This article explores the ins and outs of customer focus, from what it is to what it looks like in action, and how your business can work toward becoming more customer-focused.

What Is Customer Focus?

Customer focus (or client focus, depending on your industry) is a business-wide strategy that involves building your operations, products, and services around customers. It emphasizes the importance of having all-consuming knowledge of what your customers need and how your business can give it to them. The goal of a customer-focused business is customer success.

In a 2005 Harvard Business Review article that established the meaning of customer focus, experts noted that businesses must “learn everything there is to learn about their customers at the most granular level, creating a comprehensive picture of each customer’s needs—past, present, and future.” Steadfast data-gathering is the foundation of this strategy.

Customer focus also involves building every aspect of your brand around these needs. Your teams must coordinate to share customer information, using it to guide product and service offerings, operations, and even your brand’s mission.

Customer focus definition

Customer Focus vs. Customer Centricity

Customer centricity refers to providing customers with top-notch service that reduces friction before and after transactions. There are multiple definitions of customer centricity across industries and companies. While they differ in multiple aspects—and some of them even have a definition closer to our definition of customer focus—they all highlight the importance of the customer experience.

Customer-centric businesses prioritize both a knowledge of customer needs and also a streamlined customer experience. They provide value with marketing content, focus sales interactions on meeting lead needs, and provide frictionless customer service. Customer-focused businesses achieve these goals too.

However, customer focus further emphasizes an obsessive knowledge of customer wants, needs, and goals. In addition, a customer-focused business uses this deep customer knowledge to guide its entire business. It monitors customer needs and feedback, then adapts its products, services, operations, and mission to match it. (We’ll give some examples of these types of adaptations later in the article.)

Ultimately, customer focus is a more comprehensive strategy than customer centricity, affecting businesses down to their foundations.

Why Is It Important to Be Customer-Focused?

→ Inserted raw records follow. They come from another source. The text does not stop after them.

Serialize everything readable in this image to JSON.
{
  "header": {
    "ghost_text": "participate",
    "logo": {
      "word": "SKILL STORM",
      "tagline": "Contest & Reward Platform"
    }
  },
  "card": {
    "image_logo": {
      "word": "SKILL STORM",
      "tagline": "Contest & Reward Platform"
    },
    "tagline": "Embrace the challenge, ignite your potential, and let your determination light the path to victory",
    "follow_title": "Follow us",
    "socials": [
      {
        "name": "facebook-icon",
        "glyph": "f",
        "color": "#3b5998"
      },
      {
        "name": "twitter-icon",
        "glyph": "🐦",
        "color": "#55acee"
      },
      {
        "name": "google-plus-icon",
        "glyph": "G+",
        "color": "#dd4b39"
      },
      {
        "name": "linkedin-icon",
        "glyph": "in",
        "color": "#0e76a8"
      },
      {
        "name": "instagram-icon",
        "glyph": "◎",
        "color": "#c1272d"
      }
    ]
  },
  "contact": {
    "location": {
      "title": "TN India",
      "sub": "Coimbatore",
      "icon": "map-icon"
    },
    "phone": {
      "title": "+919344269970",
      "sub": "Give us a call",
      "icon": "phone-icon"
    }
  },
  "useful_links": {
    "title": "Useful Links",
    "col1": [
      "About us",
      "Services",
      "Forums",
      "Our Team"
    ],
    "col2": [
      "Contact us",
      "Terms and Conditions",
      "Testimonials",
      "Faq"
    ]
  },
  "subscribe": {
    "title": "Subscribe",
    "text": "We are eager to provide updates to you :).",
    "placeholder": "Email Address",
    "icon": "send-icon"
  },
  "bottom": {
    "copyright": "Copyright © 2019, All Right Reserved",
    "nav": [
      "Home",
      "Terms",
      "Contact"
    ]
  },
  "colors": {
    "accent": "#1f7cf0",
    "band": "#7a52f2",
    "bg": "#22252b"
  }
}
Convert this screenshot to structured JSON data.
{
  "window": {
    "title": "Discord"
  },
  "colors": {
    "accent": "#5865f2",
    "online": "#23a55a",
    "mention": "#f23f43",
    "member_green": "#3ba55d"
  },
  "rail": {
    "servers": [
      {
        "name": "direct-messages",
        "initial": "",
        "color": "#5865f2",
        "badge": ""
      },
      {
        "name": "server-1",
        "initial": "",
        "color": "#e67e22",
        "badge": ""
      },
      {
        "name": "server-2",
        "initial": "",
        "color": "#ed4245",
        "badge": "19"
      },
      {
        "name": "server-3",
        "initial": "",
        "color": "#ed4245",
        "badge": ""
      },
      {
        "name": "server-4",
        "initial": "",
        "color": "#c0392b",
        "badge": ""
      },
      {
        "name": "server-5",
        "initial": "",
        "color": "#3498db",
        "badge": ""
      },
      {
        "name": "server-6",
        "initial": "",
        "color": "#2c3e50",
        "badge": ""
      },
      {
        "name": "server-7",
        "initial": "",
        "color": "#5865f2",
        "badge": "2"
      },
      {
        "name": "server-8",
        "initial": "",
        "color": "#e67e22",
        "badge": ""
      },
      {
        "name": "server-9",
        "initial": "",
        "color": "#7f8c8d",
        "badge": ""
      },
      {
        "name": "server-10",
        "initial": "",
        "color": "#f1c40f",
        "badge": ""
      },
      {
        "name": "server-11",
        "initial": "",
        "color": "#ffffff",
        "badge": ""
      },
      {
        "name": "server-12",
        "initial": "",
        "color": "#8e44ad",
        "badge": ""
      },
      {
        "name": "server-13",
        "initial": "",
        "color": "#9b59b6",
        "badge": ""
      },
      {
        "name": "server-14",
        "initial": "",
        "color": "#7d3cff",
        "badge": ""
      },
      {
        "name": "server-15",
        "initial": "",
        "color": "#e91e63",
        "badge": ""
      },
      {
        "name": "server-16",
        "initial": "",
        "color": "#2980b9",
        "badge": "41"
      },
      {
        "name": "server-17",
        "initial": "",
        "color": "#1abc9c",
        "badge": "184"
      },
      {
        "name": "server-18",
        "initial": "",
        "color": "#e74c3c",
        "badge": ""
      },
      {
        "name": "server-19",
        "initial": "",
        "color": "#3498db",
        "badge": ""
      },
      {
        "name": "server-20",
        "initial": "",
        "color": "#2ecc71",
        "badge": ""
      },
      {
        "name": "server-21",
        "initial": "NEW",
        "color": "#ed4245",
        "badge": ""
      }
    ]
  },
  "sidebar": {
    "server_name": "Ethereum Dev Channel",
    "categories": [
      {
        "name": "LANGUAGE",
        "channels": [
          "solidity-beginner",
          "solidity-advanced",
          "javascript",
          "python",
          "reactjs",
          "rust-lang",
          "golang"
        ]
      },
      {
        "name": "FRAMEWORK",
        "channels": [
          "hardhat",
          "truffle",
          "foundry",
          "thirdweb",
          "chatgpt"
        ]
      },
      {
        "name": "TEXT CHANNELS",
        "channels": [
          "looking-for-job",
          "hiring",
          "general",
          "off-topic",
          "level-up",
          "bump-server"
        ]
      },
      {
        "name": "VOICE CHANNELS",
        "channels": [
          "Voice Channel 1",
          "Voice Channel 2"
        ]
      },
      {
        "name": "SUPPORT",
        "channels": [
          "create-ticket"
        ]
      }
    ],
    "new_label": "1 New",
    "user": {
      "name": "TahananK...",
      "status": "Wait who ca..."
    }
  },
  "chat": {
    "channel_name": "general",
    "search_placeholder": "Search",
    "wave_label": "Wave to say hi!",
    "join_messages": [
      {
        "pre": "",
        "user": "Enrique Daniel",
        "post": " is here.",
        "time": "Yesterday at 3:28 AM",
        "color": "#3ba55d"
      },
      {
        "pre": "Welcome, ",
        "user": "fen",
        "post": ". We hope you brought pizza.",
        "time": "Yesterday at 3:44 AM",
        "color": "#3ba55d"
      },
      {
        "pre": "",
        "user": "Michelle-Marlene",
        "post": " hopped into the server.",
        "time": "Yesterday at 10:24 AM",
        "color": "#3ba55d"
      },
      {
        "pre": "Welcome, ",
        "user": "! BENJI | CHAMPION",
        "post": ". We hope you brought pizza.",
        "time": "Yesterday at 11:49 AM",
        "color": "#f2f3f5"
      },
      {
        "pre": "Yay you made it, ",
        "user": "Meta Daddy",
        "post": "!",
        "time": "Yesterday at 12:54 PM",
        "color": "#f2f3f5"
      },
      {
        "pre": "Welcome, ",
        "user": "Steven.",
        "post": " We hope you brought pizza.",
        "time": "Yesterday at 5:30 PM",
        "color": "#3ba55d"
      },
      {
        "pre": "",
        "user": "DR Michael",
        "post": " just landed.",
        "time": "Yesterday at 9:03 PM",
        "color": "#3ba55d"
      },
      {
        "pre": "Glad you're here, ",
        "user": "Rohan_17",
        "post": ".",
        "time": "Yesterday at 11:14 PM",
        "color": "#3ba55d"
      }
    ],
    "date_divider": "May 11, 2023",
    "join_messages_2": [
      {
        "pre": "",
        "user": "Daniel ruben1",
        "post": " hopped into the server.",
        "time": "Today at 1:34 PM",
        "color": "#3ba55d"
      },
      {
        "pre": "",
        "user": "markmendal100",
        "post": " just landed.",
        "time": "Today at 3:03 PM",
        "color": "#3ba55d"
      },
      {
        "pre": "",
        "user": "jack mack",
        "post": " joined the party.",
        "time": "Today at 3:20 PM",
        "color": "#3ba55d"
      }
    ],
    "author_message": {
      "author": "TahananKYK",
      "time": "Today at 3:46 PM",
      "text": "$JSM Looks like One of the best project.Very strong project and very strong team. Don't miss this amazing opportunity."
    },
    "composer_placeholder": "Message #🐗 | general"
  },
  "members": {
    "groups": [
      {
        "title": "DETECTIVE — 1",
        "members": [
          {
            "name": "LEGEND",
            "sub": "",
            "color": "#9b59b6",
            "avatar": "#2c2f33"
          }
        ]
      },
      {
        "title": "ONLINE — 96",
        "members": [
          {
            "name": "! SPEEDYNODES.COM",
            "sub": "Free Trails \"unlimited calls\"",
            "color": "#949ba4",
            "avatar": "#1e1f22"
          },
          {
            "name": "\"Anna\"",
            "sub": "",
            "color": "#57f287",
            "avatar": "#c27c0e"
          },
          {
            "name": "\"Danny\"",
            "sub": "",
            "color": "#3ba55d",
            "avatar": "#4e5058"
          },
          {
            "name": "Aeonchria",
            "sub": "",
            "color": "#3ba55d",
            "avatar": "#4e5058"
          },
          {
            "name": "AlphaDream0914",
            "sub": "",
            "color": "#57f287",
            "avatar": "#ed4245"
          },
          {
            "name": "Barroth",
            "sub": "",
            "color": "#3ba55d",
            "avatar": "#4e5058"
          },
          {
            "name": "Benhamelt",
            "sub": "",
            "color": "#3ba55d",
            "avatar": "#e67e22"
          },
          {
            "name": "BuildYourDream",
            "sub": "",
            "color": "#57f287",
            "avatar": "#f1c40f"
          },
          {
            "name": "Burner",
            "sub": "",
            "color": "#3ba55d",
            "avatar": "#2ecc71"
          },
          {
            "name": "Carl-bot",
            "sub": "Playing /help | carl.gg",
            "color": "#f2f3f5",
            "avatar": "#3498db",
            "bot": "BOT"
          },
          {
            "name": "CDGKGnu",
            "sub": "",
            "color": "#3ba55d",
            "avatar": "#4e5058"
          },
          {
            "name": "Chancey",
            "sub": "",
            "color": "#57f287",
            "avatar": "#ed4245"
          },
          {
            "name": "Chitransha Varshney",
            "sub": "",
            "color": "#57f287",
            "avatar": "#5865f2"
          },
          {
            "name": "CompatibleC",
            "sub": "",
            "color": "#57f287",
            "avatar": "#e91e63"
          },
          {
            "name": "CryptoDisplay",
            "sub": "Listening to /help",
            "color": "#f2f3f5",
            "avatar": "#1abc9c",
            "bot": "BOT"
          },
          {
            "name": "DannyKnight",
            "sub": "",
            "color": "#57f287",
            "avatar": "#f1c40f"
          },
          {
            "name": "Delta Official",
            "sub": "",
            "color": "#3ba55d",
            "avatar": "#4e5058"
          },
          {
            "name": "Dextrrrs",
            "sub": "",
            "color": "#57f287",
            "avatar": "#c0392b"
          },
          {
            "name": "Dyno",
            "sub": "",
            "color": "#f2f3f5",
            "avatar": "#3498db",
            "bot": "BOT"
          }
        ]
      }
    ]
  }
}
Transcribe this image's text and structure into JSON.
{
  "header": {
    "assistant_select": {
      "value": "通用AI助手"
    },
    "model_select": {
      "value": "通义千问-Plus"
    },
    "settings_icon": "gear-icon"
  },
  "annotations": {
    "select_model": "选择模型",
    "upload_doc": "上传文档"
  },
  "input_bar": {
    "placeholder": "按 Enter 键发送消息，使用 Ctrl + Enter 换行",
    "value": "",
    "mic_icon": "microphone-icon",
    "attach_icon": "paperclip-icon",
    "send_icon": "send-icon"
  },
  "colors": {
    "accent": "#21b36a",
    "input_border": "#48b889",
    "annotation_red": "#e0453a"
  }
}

Today’s customers expect businesses to be customer-focused—even if they aren’t using that term. Seventy-three percent of customers expect companies to understand their needs and expectations while 62% expect companies to adapt based on their behaviors. However, only half of consumers believe companies actually understand their needs, and 47% think companies are adjusting based on their behaviors.

Becoming customer-focused will help your team meet these expectations. It will also help you:

  • Build relationships. The more attuned you are to your customers’ backgrounds, interests, needs, and goals, the better you can connect with them. You can provide more useful products and services. You can offer more engaging marketing content. You can also have more empathetic customer service messaging and email chats.
  • Increase customer satisfaction. Customers are a lot more likely to feel satisfied if you’ve built strong relationships with them. A customer-focused business asks for frequent feedback—empowering your teams to proactively solve customer problems.
  • Retain more customers. The biggest factor for gaining customer loyalty is having empathy. Understanding customers better—and catering to that knowledge—helps your customer service team connect with customers more easily, your marketing team create resonant content, and your product team produce items or services that customers actually need.
  • Grow your business. Businesses that demonstrate a deep knowledge of their customers (also called “customer intimacy”) achieve faster revenue growth than competitors. That comes as no surprise when you’ve built strong customer relationships, boosted their satisfaction, and keep them coming back for more.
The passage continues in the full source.